Difficile de s'élever au-dessus de l'intoxication médiatique, à propos de la guerre d'Irak ! C'est ce qu'on tente ici, autour de quatre thèmes : le « posthéroïsme » américain, la dissymétrie des adversaires, l'intelligence des armes, les rapports de la force et du droit.
La guerre « posthéroïque »
La guerre d’Irak devrait incliner les commentateurs à la modestie. Quelque perspicace qu’il se croie, l’honnête homme de ce siècle est le jouet des médias. Face à la guerre qui menace, qui se joue, qui s’achève, l’opinion est comme girouette au vent, et le vent du moment est toujours le bon vent. Quand elle se préparait, la guerre était une infamie, et de surcroît vouée à l’échec. La guerre gagnée, vite et à peu de frais, elle était peut-être bonne. Que la réorganisation de l’Irak tarde, que le désordre s’y aggrave, la guerre redeviendra mauvaise, comme on avait dit qu’elle serait. Essayons donc de prendre un peu de hauteur et proposons, imprudemment, quelques observations.

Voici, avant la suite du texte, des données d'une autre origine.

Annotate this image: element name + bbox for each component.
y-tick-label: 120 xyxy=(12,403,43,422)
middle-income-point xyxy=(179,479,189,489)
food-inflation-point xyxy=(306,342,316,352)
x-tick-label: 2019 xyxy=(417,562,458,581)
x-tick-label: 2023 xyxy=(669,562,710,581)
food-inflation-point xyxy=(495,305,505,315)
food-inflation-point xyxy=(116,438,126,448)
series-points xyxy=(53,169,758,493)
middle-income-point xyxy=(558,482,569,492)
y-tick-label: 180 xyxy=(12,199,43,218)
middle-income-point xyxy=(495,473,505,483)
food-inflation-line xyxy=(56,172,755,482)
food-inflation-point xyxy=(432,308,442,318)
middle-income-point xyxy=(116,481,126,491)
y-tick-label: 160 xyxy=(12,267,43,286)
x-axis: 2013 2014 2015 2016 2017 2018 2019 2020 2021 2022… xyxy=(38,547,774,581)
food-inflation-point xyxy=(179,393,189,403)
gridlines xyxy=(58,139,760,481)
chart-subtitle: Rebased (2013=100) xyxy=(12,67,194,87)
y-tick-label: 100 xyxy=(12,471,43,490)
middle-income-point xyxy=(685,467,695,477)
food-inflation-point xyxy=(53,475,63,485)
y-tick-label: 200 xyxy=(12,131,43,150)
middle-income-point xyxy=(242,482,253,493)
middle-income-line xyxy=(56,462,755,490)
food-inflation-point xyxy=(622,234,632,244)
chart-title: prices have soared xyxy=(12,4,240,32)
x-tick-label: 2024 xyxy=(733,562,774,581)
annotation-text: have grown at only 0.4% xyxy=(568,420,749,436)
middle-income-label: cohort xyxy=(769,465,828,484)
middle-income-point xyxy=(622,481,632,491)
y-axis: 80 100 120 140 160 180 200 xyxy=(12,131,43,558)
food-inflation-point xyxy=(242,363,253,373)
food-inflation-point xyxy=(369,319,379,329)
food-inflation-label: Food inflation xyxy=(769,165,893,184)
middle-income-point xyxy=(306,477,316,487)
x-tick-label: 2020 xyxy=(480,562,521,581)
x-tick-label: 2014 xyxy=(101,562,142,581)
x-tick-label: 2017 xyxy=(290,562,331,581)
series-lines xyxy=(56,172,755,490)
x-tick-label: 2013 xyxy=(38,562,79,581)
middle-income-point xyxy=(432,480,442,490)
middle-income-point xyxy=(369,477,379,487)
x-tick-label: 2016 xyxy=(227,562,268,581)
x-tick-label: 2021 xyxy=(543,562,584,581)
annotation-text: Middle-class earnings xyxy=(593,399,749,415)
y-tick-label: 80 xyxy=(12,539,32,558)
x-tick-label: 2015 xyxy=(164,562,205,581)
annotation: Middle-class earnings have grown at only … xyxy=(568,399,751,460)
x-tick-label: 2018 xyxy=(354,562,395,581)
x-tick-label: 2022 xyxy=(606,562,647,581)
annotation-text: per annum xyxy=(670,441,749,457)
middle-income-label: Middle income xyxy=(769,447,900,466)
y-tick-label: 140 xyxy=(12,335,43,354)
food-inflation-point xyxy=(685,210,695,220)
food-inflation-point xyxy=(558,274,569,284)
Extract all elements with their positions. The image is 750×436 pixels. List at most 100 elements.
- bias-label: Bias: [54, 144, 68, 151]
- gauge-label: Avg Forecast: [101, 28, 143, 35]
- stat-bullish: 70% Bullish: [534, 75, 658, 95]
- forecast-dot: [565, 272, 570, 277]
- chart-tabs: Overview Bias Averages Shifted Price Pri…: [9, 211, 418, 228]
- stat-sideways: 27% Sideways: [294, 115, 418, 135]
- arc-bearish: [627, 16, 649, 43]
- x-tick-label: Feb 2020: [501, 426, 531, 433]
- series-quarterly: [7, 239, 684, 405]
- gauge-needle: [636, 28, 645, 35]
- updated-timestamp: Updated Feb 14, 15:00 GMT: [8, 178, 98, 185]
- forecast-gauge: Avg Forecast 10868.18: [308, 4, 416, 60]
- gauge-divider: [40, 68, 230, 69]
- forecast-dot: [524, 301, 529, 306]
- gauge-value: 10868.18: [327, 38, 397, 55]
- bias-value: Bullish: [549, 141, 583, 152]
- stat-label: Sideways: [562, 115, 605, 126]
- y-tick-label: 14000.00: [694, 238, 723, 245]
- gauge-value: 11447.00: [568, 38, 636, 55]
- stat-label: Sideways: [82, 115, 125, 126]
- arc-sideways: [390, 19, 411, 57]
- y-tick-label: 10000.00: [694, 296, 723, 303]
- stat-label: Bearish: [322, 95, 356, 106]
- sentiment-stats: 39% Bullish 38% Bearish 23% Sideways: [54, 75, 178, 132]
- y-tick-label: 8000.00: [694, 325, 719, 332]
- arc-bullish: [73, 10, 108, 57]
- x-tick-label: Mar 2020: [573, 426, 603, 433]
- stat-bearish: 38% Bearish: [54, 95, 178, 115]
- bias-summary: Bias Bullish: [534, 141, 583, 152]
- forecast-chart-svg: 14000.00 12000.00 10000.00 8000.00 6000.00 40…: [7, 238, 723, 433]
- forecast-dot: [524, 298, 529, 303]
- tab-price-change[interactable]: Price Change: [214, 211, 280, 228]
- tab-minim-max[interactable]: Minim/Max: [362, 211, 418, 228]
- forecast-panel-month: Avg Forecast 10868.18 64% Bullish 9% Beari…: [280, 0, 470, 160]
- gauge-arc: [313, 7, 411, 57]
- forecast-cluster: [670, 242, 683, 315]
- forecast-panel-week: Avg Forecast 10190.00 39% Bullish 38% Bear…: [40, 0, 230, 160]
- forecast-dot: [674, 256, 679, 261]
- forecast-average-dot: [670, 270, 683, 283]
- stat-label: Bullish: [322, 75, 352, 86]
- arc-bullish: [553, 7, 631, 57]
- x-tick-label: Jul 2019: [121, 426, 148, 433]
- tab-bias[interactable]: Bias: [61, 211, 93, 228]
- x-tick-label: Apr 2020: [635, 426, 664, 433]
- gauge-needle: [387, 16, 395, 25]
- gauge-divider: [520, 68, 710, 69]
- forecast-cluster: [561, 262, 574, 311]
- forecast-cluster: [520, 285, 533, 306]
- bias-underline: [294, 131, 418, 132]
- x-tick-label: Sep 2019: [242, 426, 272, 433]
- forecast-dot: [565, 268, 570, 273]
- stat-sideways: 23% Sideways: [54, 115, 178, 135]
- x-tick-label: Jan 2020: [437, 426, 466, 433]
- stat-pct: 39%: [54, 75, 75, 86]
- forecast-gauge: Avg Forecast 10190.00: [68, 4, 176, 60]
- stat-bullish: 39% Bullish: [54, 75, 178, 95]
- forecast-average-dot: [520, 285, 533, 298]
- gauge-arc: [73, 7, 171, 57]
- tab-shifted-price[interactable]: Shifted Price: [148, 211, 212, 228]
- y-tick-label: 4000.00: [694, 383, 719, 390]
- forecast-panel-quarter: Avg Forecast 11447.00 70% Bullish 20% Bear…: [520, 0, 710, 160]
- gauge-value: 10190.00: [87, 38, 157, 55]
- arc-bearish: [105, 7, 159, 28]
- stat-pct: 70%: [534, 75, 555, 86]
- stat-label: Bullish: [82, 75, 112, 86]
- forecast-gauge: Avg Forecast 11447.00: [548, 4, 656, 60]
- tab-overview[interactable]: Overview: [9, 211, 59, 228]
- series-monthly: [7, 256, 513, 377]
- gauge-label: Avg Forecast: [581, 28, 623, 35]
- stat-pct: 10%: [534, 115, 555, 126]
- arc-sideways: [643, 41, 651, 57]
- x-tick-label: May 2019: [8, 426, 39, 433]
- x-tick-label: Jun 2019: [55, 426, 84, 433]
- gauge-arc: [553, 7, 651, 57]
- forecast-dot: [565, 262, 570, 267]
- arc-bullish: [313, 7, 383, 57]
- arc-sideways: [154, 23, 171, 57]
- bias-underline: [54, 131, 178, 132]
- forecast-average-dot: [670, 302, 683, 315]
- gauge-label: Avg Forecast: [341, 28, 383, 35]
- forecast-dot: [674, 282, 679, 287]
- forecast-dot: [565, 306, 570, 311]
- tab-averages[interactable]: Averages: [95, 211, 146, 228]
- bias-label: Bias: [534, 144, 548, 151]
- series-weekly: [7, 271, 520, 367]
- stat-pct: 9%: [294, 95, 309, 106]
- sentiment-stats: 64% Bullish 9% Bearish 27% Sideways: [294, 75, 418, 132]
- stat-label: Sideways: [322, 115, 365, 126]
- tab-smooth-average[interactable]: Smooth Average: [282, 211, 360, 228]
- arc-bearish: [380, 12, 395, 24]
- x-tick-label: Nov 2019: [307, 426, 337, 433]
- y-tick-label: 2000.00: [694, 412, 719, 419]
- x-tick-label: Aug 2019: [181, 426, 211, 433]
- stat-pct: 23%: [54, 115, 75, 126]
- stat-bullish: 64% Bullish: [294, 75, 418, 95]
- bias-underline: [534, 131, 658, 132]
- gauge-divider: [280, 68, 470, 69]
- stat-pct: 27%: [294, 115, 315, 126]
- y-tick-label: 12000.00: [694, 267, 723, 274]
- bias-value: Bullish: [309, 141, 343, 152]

« LA GUERRE D’IRAK N’A PAS EU LIEU »
Jean Baudrillard, à l’issue de la guerre du Golfe, avait, dans un titre provocant, déclaré que celle-ci n’avait pas eu lieu. Appliquée à la guerre d’Irak, sa provocation devient pertinente. La guerre, pour être telle, doit être menée par deux parties. Celle qui vient de se dérouler n’en a impliqué qu’une. Ce n’est pas insulter la mémoire des quelque 170 soldats de la coalition qui y ont laissé la vie que de constater qu’ils n’avaient pas, en face d’eux, d’ennemi consistant. Avant même les hostilités, l’armée irakienne ne comptait plus, organisée qu’elle était, pour la seule survie du régime, en une pyramide où les troupes d’élite avaient pour mission première de surveiller celles qui ne l’étaient point. Pour casser les vieilles machines, dont cette pauvre armée disposait encore, et faire face aux escarmouches suscitées par quelques séides du pouvoir, l’Amérique réunissait la plus puissante force que le monde ait jamais connue, animée de ce qu’on peut appeler une indifférence rageuse. Rage, en effet, du légitime défenseur, enragé de ce que, le 11 septembre 2001, on ait osé s’en prendre à son île, sacrilège dont, lui disait-on, Saddam Hussein était le complice prêt à récidiver, et avec armes de destruction massive s’il vous plaît. Indifférence, aussi, du soldat de l’ère postheroic. Contrairement au refrain dont l’antiaméricanisme nous rebat les oreilles, les Américains ont horreur de la guerre. Que les archéoguerriers, de l’autre côté de l’eau, les obligent à s’en mêler les met en fureur. Pas de quartier pour ces attardés ! Foin de l’honneur militaire et autres billevesées ! De cette impitoyable colère, les mécanos ont donné une belle preuve, taguant de leurs graffitis obscènes les bombes des avions et les tubes des canons.
DISSYMÉTRIE ET ASYMÉTRIE
Rage aidant, le « zéro mort » n’était plus exactement à l’ordre du jour. Mais, depuis la fin de la guerre froide, l’armée américaine a continué avec obstination à se doter d’une overwhelming capacity qui lui assure une supériorité péremptoire. Celle-ci était telle, et si évidente, que cette non-guerre n’eût jamais dû commencer. Clausewitz enseigne que l’évaluation préalable des forces en présence devrait, en cas d’inégalité flagrante, amener le faible à se soumettre et qu’ainsi il ne devrait y avoir de guerre qu’entre adversaires de même pied. Mais il enseigne aussi que les « frictions » propres au milieu guerrier portent le faible, confiant dans la justesse de sa cause et le moral de ses troupes, à tenter l’impossible. C’est ce qu’a fait, semble-t-il, Saddam Hussein, et contre l’évidence. Son armée ne s’y est pas trompée. Toute velléité de résistance noyée sous un déluge de feu, il n’y avait pas de honte à jeter uniforme et pétoires pour se tirer des flûtes.